Joey Baldino feels blessed to be running the Palizzi Social Club, which since 1918 has been preserving, sharing and promoting Italian culture in South Philadelphia.
The founders – all tracing their heritage to the Abruzzese village of Vasto – “wanted to become Americans and assimilate into our culture, but they wanted to keep their traditions, ethnicity and pride in being Italian,” he said. “So for me to continue what they started is an honor and a privilege.”
Baldino has the perfect background, ticking off the boxes of culture, community and cuisine in multiple ways. His heritage is Calabrese. He lives in South Philly. His Aunt Mary married Ernest Mezzaroba, club president starting in 1975. His grandparents and uncle for 34 years ran Al Mazza’s, a restaurant next door. For decades, he worked in restaurants, including Philadelphia’s Vetri. He milked goats and picked wild fennel while studying cooking in Sicily. He created Zeppoli in Collingswood, N.J., which Bon Appétit in 2012 declared to be one of America’s best new restaurants.
So in 2016 he took over the challenge of updating the club’s physical space (including a hole in the floor that Uncle Ernie had fallen through) and modernizing the menu (Bon Appétit in 2017 anointed the club as one of America’s best new restaurants) while retaining its cultural foundation (Italian music on Thursdays and wartime artifacts on the walls) and its traditional ambience (he calls it “a time capsule”).
“It’s not just the place,” said Baldino, the club’s owner, president and chef. “It’s the neighborhood, where you can hear the church bells ringing and smell the Sunday sauce coming from the homes.”
The club is in a rowhouse at 1408 S. 12th Street, with a dining room that seats 28 and a bar serving a dozen more. It’s open Thursdays through Sundays (look for the neon “open” sign and ring the bell). The house rules end with “Eat a lot, drink more, and mostly be social.”
It began as the Filippo Palizzi Societa di Mutuo Soccoroso di Vasto, to honor a painter born in Vasto, but it shortened its name and expanded its $20 membership eligibility beyond Vasto. Except memberships are now closed, he said, citing state rules that also limit Mummers brigades’ buildings.
The club menu is nicely curated: four starters, four grilled items, four pastas, four specialties and three desserts (What – you don’t have room for dessert?). The tasting menu is $55. The Zeppoli menu is a little longer – five salads, five pastas, five entrees and six desserts – with $55 and $75 tasting menus. By contrast, “Dinner at the Club,” Baldino’s beautifully photographed and mouthwatering 2019 cookbook and memoir, is extensive with 70 recipes, with him sharing why he loves so many.

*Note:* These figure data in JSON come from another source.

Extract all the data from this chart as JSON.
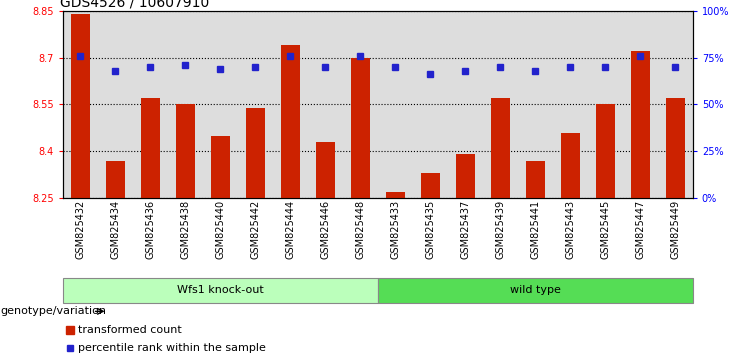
{
  "title": "GDS4526 / 10607910",
  "categories": [
    "GSM825432",
    "GSM825434",
    "GSM825436",
    "GSM825438",
    "GSM825440",
    "GSM825442",
    "GSM825444",
    "GSM825446",
    "GSM825448",
    "GSM825433",
    "GSM825435",
    "GSM825437",
    "GSM825439",
    "GSM825441",
    "GSM825443",
    "GSM825445",
    "GSM825447",
    "GSM825449"
  ],
  "bar_values": [
    8.84,
    8.37,
    8.57,
    8.55,
    8.45,
    8.54,
    8.74,
    8.43,
    8.7,
    8.27,
    8.33,
    8.39,
    8.57,
    8.37,
    8.46,
    8.55,
    8.72,
    8.57
  ],
  "percentile_values": [
    76,
    68,
    70,
    71,
    69,
    70,
    76,
    70,
    76,
    70,
    66,
    68,
    70,
    68,
    70,
    70,
    76,
    70
  ],
  "ylim_left": [
    8.25,
    8.85
  ],
  "ylim_right": [
    0,
    100
  ],
  "yticks_left": [
    8.25,
    8.4,
    8.55,
    8.7,
    8.85
  ],
  "yticks_right": [
    0,
    25,
    50,
    75,
    100
  ],
  "ytick_labels_right": [
    "0%",
    "25%",
    "50%",
    "75%",
    "100%"
  ],
  "bar_color": "#CC2200",
  "percentile_color": "#2222CC",
  "group1_label": "Wfs1 knock-out",
  "group2_label": "wild type",
  "group1_color": "#BBFFBB",
  "group2_color": "#55DD55",
  "group1_count": 9,
  "group2_count": 9,
  "annotation_label": "genotype/variation",
  "legend_bar_label": "transformed count",
  "legend_percentile_label": "percentile rank within the sample",
  "col_bg_color": "#DDDDDD",
  "plot_bg_color": "#FFFFFF",
  "title_fontsize": 10,
  "tick_fontsize": 7,
  "label_fontsize": 8
}
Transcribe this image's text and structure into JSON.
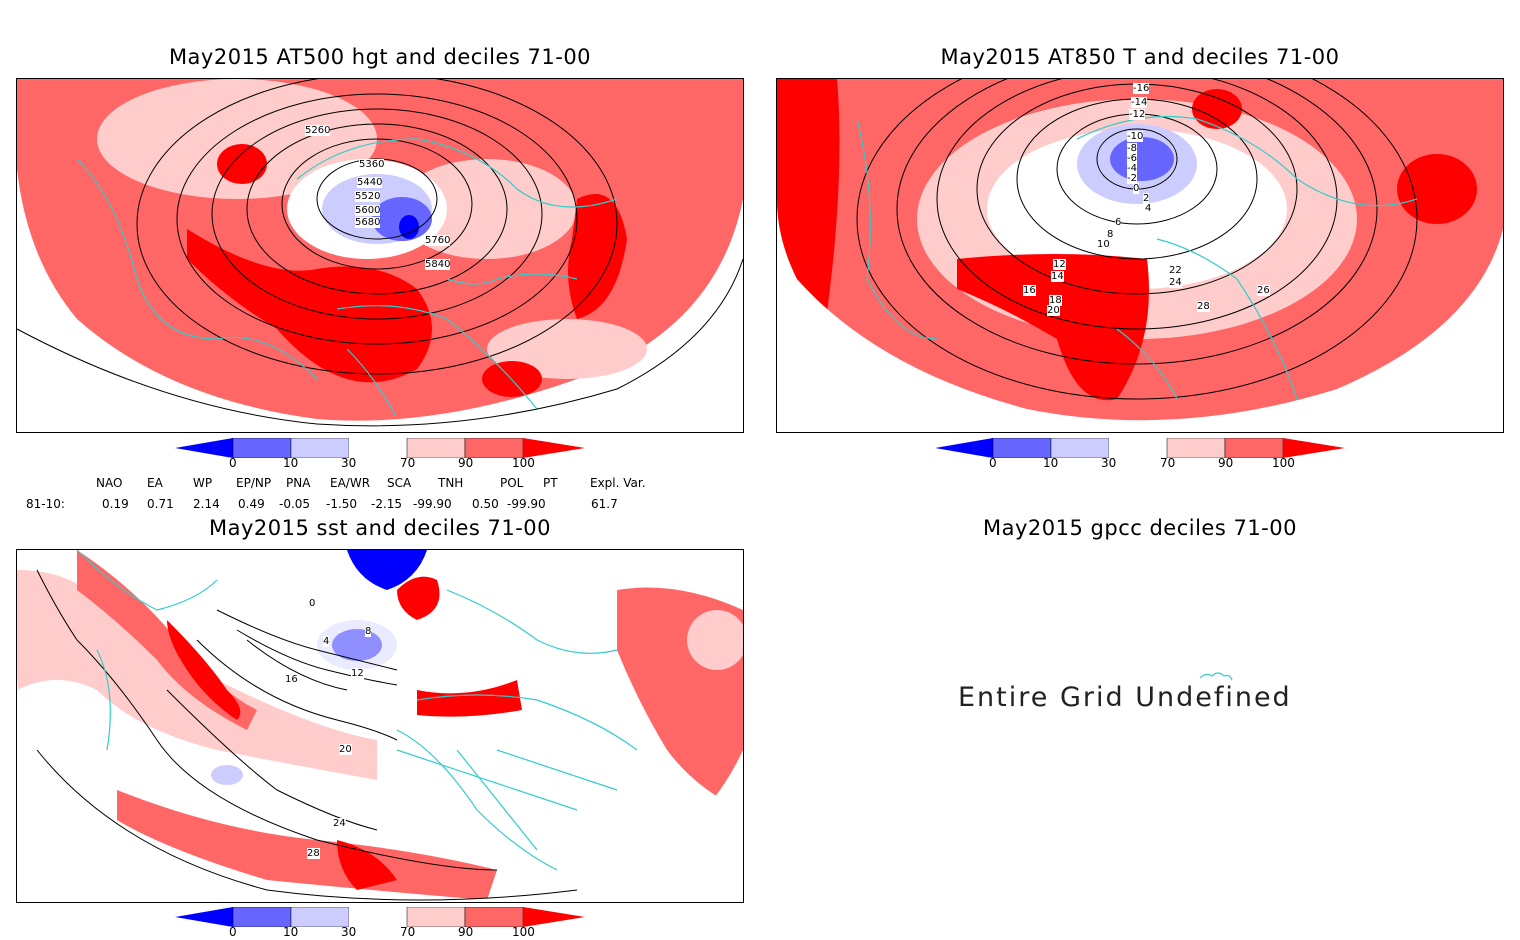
{
  "colors": {
    "d0": "#0000ff",
    "d10": "#6666ff",
    "d30": "#ccccff",
    "neutral": "#ffffff",
    "d70": "#ffcccc",
    "d90": "#ff6666",
    "d100": "#ff0000",
    "coast": "#33cccc",
    "contour": "#000000"
  },
  "panels": [
    {
      "title": "May2015 AT500 hgt and deciles 71-00",
      "contour_labels": [
        "5260",
        "5360",
        "5440",
        "5520",
        "5600",
        "5680",
        "5760",
        "5840"
      ]
    },
    {
      "title": "May2015 AT850 T and deciles 71-00",
      "contour_labels": [
        "-16",
        "-14",
        "-12",
        "-10",
        "-8",
        "-6",
        "-4",
        "-2",
        "0",
        "2",
        "4",
        "6",
        "8",
        "10",
        "12",
        "14",
        "16",
        "18",
        "20",
        "22",
        "24",
        "26",
        "28"
      ]
    },
    {
      "title": "May2015 sst and deciles 71-00",
      "contour_labels": [
        "0",
        "4",
        "8",
        "12",
        "16",
        "20",
        "24",
        "28"
      ]
    },
    {
      "title": "May2015 gpcc deciles 71-00",
      "message": "Entire Grid Undefined"
    }
  ],
  "colorbar": {
    "ticks": [
      "0",
      "10",
      "30",
      "70",
      "90",
      "100"
    ]
  },
  "indices": {
    "headers": [
      "NAO",
      "EA",
      "WP",
      "EP/NP",
      "PNA",
      "EA/WR",
      "SCA",
      "TNH",
      "POL",
      "PT",
      "Expl. Var."
    ],
    "row_label": "81-10:",
    "values": [
      "0.19",
      "0.71",
      "2.14",
      "0.49",
      "-0.05",
      "-1.50",
      "-2.15",
      "-99.90",
      "0.50",
      "-99.90",
      "61.7"
    ]
  }
}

Among those loves are escarole and beans, stuffed artichokes and spaghetti and crabs (“quintessentially South Philly things” that are the club’s most popular); pasta and ceci (growing up, a classic cold-weather dish); parmigiano crespello en brodo (a club dish that became the first course in every holiday meal for his family); cioppino (what his mother makes for his birthday); bracciole
(his mother’s Sunday go-to meal); and whole roasted suckling pig (the ear is his favorite part).
Cookbook recipes “are not fancy and, for the most part, not complicated.” Some are “prepared exactly at my family home. … But I’m a chef, too, so I’ve sharpened, tightened and upgraded” many.
Baldino, who’s 44, grew up a block from the club. “Everybody in my neighborhood was Italian, and everybody I went to school with was Italian, so I thought everybody was Italian,” he said. “It wasn’t until I went to high school where I got to see different ethnicities and different types of people. It opened my eyes, and it also gave me the perspective into how lucky I am to be brought up in Italian culture, food and art – all that stuff that Italians hold so dear and what the country gave to the world.”
He’s visited Italy a dozen times, starting as a freshman in college, and his travels have infused his desire to showcase quality ingredients in recipes close to his heart. “Sometimes, the best food is the simplest, with the smallest number of ingredients,” he said, rejecting trendy foams and flowers in favor of Italian traditions, which he calls “the first soul food.” The ultimate compliment is when diners use crusty selections from their bread basket to scrape the last bits of sauce from their plates.
TRY THIS AT HOME
This Club Rub is used on many meat and seafood dishes at the Palizzi Social Club. Recipe from “Dinner at the Club,” by Joey Baldino and Adam Erace.2 cups loosely packed fresh parsley leaves
2 garlic cloves
¼ teaspoon red pepper flakes
Finely chop all the ingredients, mix and store in an airtight container.